Das diesjährige Wintervergnügen soll am 20. Februar als "Kutscher- und Gesindeball in Spindelmühl" im "Grünen Baum" abgehalten werden. Die Gründung einer Ortsgruppe Polkwitz wird in Aussicht genommen und ebenso die Herausgabe des Führers durch die Lübener Umgebung. Im März wird ein auswärtiger Redner anhand reichen Urnenmaterials einen Vortrag über die "Besiedlung Schlesiens" halten. Bezüglich Erneuerung der gestohlenen Bronzeplatte am Findlingsstein im Schillerpark und der schon einmal eingereichten Eingabe um Umbenennung des "Ringes" in "Markt" wird an die Stadtverwaltung herangetreten werden. Bei der Erörterung über den Turmbau im Koslitzer Revier gibt ein Mitglied nähere Ausführungen über den geschmackvoll aufgeführten Aussichtsturm auf der Weißkoppe bei Eisersdorf im Kreise Habelschwerdt, und sollen von dort nähere Auskünfte eingeholt werden. Das neue Heimatbuch des Kreises Löwenberg lag zur Ansicht aus.

Möge die Ortsgruppe auch weiterhin die Ziele des RGV, Erschließung der Naturschönheiten der engeren Heimat und Wanderung in unsere schöne Gebirgsgegend in Wort und Tat verfolgen. In diesem Sinne "Bergheil" für weitere Fahrt im neuen Jahrzehnt! Hinke



Wenige Jahre noch konnte der Verein selbständig agieren. 1933 wurde er "gleichgeschaltet" und dem "Führerprinzip" unterworfen.    "Berg heil!" und "Ski heil!" wichen dem "Anführer heil"...

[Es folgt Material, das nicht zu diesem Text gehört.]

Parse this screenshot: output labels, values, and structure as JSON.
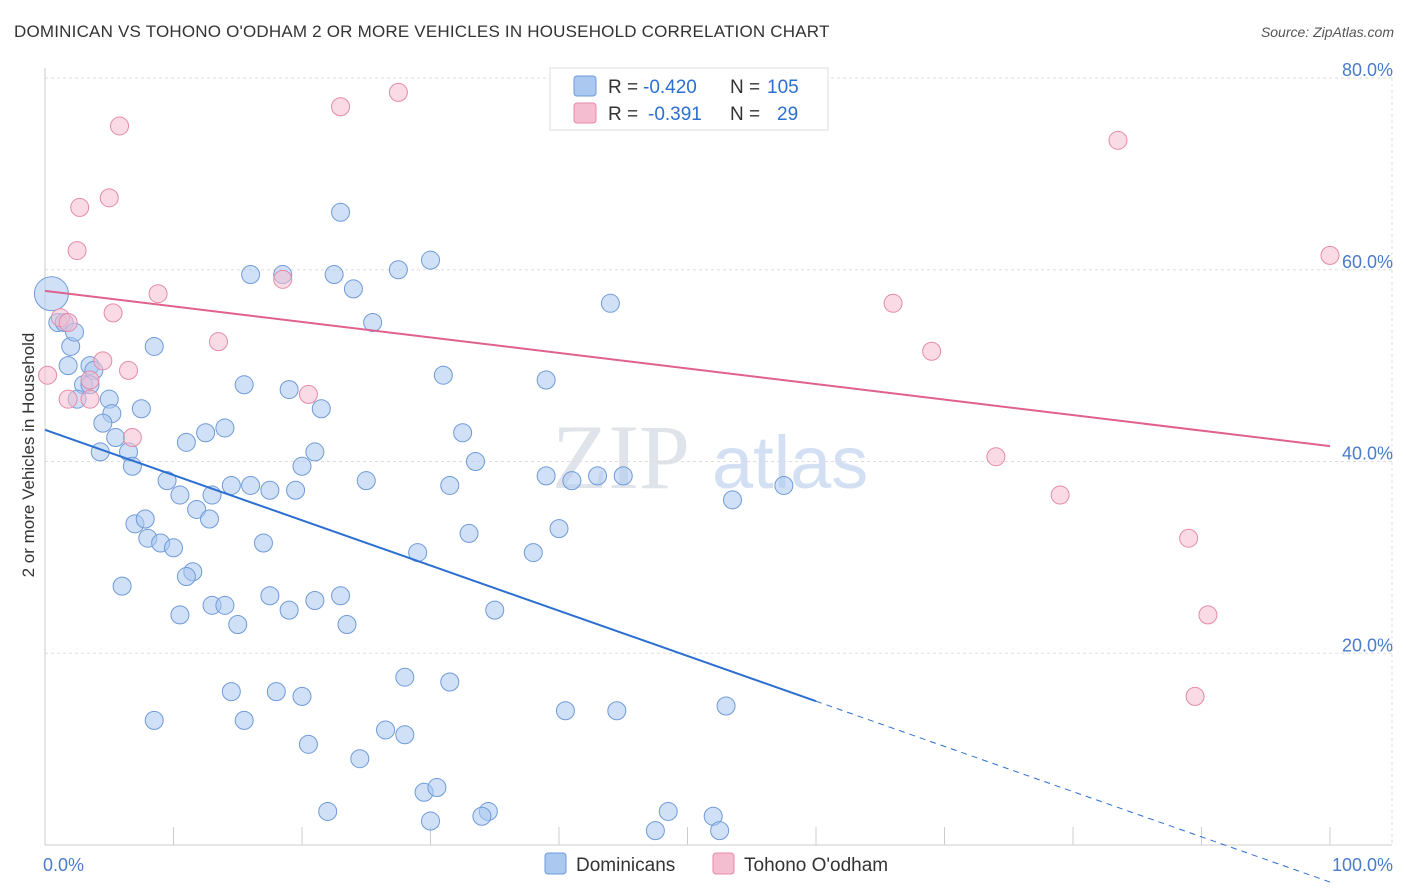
{
  "title": "DOMINICAN VS TOHONO O'ODHAM 2 OR MORE VEHICLES IN HOUSEHOLD CORRELATION CHART",
  "source": "Source: ZipAtlas.com",
  "watermark": {
    "zip": "ZIP",
    "atlas": "atlas"
  },
  "colors": {
    "blue_fill": "#aac8f0",
    "blue_stroke": "#6f9ad8",
    "blue_line": "#2c6fd1",
    "pink_fill": "#f5bdd0",
    "pink_stroke": "#e58aa8",
    "pink_line": "#e0608e",
    "grid": "#dddddd",
    "axis_text": "#4a7cc9"
  },
  "legend": {
    "rows": [
      {
        "r_label": "R =",
        "r_value": "-0.420",
        "n_label": "N =",
        "n_value": "105"
      },
      {
        "r_label": "R =",
        "r_value": "-0.391",
        "n_label": "N =",
        "n_value": "29"
      }
    ]
  },
  "bottom_legend": [
    "Dominicans",
    "Tohono O'odham"
  ],
  "chart_data": {
    "type": "scatter",
    "title": "DOMINICAN VS TOHONO O'ODHAM 2 OR MORE VEHICLES IN HOUSEHOLD CORRELATION CHART",
    "xlabel": "",
    "ylabel": "2 or more Vehicles in Household",
    "xlim": [
      0,
      100
    ],
    "ylim": [
      0,
      80
    ],
    "x_tick_labels": [
      {
        "x": 0,
        "label": "0.0%"
      },
      {
        "x": 100,
        "label": "100.0%"
      }
    ],
    "y_tick_labels": [
      {
        "y": 20,
        "label": "20.0%"
      },
      {
        "y": 40,
        "label": "40.0%"
      },
      {
        "y": 60,
        "label": "60.0%"
      },
      {
        "y": 80,
        "label": "80.0%"
      }
    ],
    "grid": true,
    "legend_position": "top-center",
    "series": [
      {
        "name": "Dominicans",
        "color": "#aac8f0",
        "trend": {
          "x0": 0,
          "y0": 43.3,
          "x1": 60,
          "y1": 15.0,
          "dashed_to_x": 100
        },
        "points": [
          [
            0.5,
            57.5
          ],
          [
            1.0,
            54.5
          ],
          [
            1.5,
            54.5
          ],
          [
            2.0,
            52.0
          ],
          [
            2.3,
            53.5
          ],
          [
            1.8,
            50.0
          ],
          [
            3.5,
            50.0
          ],
          [
            3.8,
            49.5
          ],
          [
            3.0,
            48.0
          ],
          [
            3.5,
            48.0
          ],
          [
            2.5,
            46.5
          ],
          [
            5.0,
            46.5
          ],
          [
            5.2,
            45.0
          ],
          [
            4.5,
            44.0
          ],
          [
            5.5,
            42.5
          ],
          [
            6.5,
            41.0
          ],
          [
            4.3,
            41.0
          ],
          [
            6.8,
            39.5
          ],
          [
            7.5,
            45.5
          ],
          [
            8.5,
            52.0
          ],
          [
            11.0,
            42.0
          ],
          [
            12.5,
            43.0
          ],
          [
            9.5,
            38.0
          ],
          [
            10.5,
            36.5
          ],
          [
            11.8,
            35.0
          ],
          [
            12.8,
            34.0
          ],
          [
            7.0,
            33.5
          ],
          [
            7.8,
            34.0
          ],
          [
            8.0,
            32.0
          ],
          [
            9.0,
            31.5
          ],
          [
            10.0,
            31.0
          ],
          [
            11.5,
            28.5
          ],
          [
            11.0,
            28.0
          ],
          [
            6.0,
            27.0
          ],
          [
            10.5,
            24.0
          ],
          [
            13.0,
            25.0
          ],
          [
            14.0,
            25.0
          ],
          [
            15.0,
            23.0
          ],
          [
            17.0,
            31.5
          ],
          [
            17.5,
            26.0
          ],
          [
            16.0,
            37.5
          ],
          [
            15.5,
            48.0
          ],
          [
            13.0,
            36.5
          ],
          [
            14.5,
            37.5
          ],
          [
            17.5,
            37.0
          ],
          [
            19.0,
            47.5
          ],
          [
            20.0,
            39.5
          ],
          [
            21.5,
            45.5
          ],
          [
            21.0,
            41.0
          ],
          [
            19.5,
            37.0
          ],
          [
            16.0,
            59.5
          ],
          [
            18.5,
            59.5
          ],
          [
            22.5,
            59.5
          ],
          [
            23.0,
            66.0
          ],
          [
            24.0,
            58.0
          ],
          [
            25.5,
            54.5
          ],
          [
            27.5,
            60.0
          ],
          [
            25.0,
            38.0
          ],
          [
            23.0,
            26.0
          ],
          [
            19.0,
            24.5
          ],
          [
            21.0,
            25.5
          ],
          [
            23.5,
            23.0
          ],
          [
            14.5,
            16.0
          ],
          [
            18.0,
            16.0
          ],
          [
            20.0,
            15.5
          ],
          [
            15.5,
            13.0
          ],
          [
            8.5,
            13.0
          ],
          [
            20.5,
            10.5
          ],
          [
            24.5,
            9.0
          ],
          [
            26.5,
            12.0
          ],
          [
            28.0,
            11.5
          ],
          [
            28.0,
            17.5
          ],
          [
            31.5,
            17.0
          ],
          [
            29.5,
            5.5
          ],
          [
            30.5,
            6.0
          ],
          [
            30.0,
            2.5
          ],
          [
            22.0,
            3.5
          ],
          [
            34.5,
            3.5
          ],
          [
            34.0,
            3.0
          ],
          [
            31.0,
            49.0
          ],
          [
            32.5,
            43.0
          ],
          [
            33.5,
            40.0
          ],
          [
            31.5,
            37.5
          ],
          [
            29.0,
            30.5
          ],
          [
            33.0,
            32.5
          ],
          [
            35.0,
            24.5
          ],
          [
            38.0,
            30.5
          ],
          [
            39.0,
            38.5
          ],
          [
            39.0,
            48.5
          ],
          [
            40.0,
            33.0
          ],
          [
            41.0,
            38.0
          ],
          [
            40.5,
            14.0
          ],
          [
            43.0,
            38.5
          ],
          [
            45.0,
            38.5
          ],
          [
            44.0,
            56.5
          ],
          [
            44.5,
            14.0
          ],
          [
            47.5,
            1.5
          ],
          [
            48.5,
            3.5
          ],
          [
            52.0,
            3.0
          ],
          [
            52.5,
            1.5
          ],
          [
            53.5,
            36.0
          ],
          [
            53.0,
            14.5
          ],
          [
            57.5,
            37.5
          ],
          [
            30.0,
            61.0
          ],
          [
            14.0,
            43.5
          ]
        ]
      },
      {
        "name": "Tohono O'odham",
        "color": "#f5bdd0",
        "trend": {
          "x0": 0,
          "y0": 57.8,
          "x1": 100,
          "y1": 41.6
        },
        "points": [
          [
            0.2,
            49.0
          ],
          [
            1.2,
            55.0
          ],
          [
            1.8,
            54.5
          ],
          [
            1.8,
            46.5
          ],
          [
            2.5,
            62.0
          ],
          [
            2.7,
            66.5
          ],
          [
            3.5,
            48.5
          ],
          [
            3.5,
            46.5
          ],
          [
            4.5,
            50.5
          ],
          [
            5.3,
            55.5
          ],
          [
            5.0,
            67.5
          ],
          [
            5.8,
            75.0
          ],
          [
            6.5,
            49.5
          ],
          [
            6.8,
            42.5
          ],
          [
            8.8,
            57.5
          ],
          [
            13.5,
            52.5
          ],
          [
            18.5,
            59.0
          ],
          [
            20.5,
            47.0
          ],
          [
            23.0,
            77.0
          ],
          [
            27.5,
            78.5
          ],
          [
            66.0,
            56.5
          ],
          [
            69.0,
            51.5
          ],
          [
            74.0,
            40.5
          ],
          [
            79.0,
            36.5
          ],
          [
            83.5,
            73.5
          ],
          [
            89.0,
            32.0
          ],
          [
            90.5,
            24.0
          ],
          [
            89.5,
            15.5
          ],
          [
            100.0,
            61.5
          ]
        ]
      }
    ]
  }
}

Die Zeitschrift erhielt ein neues Layout und informierte im April 1934 die Mitglieder des nunmehr an den "Reichsverband deutscher Gebirgs- und Wandervereine" angeschlossenen Riesengebirgs-verein über Forderungen, Aufgaben, Pflichten und die Verwendung der Bezeichnung "Der Führer", die "lediglich Adolf Hitler" vorbehalten sei (s. rechts).

Von der Ortsgruppe Lüben erscheinen von da an keine Berichte mehr. In den Jahren 1934-1936 wurden Studienrat Fiedler, Rentier Andersohn und Dr. med. Hübner mit der silbernen Ehrennadel des RGV ausgezeichnet. Danach ist auch damit Schluss.